Aujourd'hui l'islam est dominé par des courants conservateurs - Al Qaida ou les talibans en sont les formes les plus extrêmes - qui veulent nous lier à un passé idéalisé. Ce faisant, ils maintiennent les femmes dans une catégorie inférieure. Les grandes écoles de loi s'appuient pour cela sur des passages ambivalents du Coran ou autres textes religieux, en les reprenant littéralement. Je soutiens qu'il y a la place pour une approche différente.
[Par exemple, dans] les textes sacrés, il est écrit que le témoignage de deux femmes équivaut à celui d'un homme. Si l'on ne place pas ce passage dans son contexte, on reste prisonnier du passé. À l'époque, la plupart des femmes étaient illettrées, donc leur témoignage était basé sur la mémoire [raison pour laquelle il a été estimé qu'il fallait la confirmation d'une deuxième témoin. Aujourd'hui, le contexte est différent, ce passage ne devrait plus être pris à la lettre, et le témoignage d'une femme devrait être considéré au même titre que celui d'un homme.
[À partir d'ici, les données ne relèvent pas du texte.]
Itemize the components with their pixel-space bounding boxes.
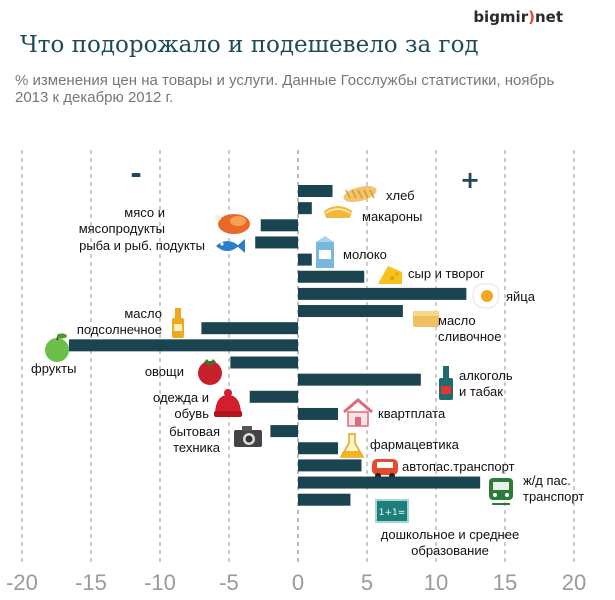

Le port du voile est bien inscrit dans le Coran
[…] tout est question d'interprétation. Le Coran demande une tenue décente aux hommes et aux femmes. Mais là, […] l'homme est le sexe faible et il est demandé à la femme de l'aider à ne pas craquer... Là, hommes et femmes ne sont pas égaux.
Deux pays, la Tunisie et le Maroc, ont une législation très avancée à propos des femmes
Il y a une différence fondamentale entre les deux approches. Le code de la famille tunisien a été conçu dans un esprit laïc, en dehors de l'islam, tandis que le code marocain, la moudawana (1), développe ces droits sur la base des textes religieux. L'approche marocaine est beaucoup plus légitime pour une société musulmane que celle de la Tunisie.
Comment, sur le terrain amener des changements concrets?
Dans beaucoup de pays, les femmes sont intégrées à des comités qui étudient les lois. Mais les principaux freins se situent au niveau des coutumes. Il faut donc travailler sur les lois, mais aussi sur les changements des mentalités. Au Soudan, par exemple, la femme est reconnue dans ses droits au niveau légal. Le problème réside dans l'application de la loi. Et il y a la volonté politique. Les amendements au Maroc et en Tunisie n'auraient pas vu le jour sans une impulsion présidentielle ou du roi.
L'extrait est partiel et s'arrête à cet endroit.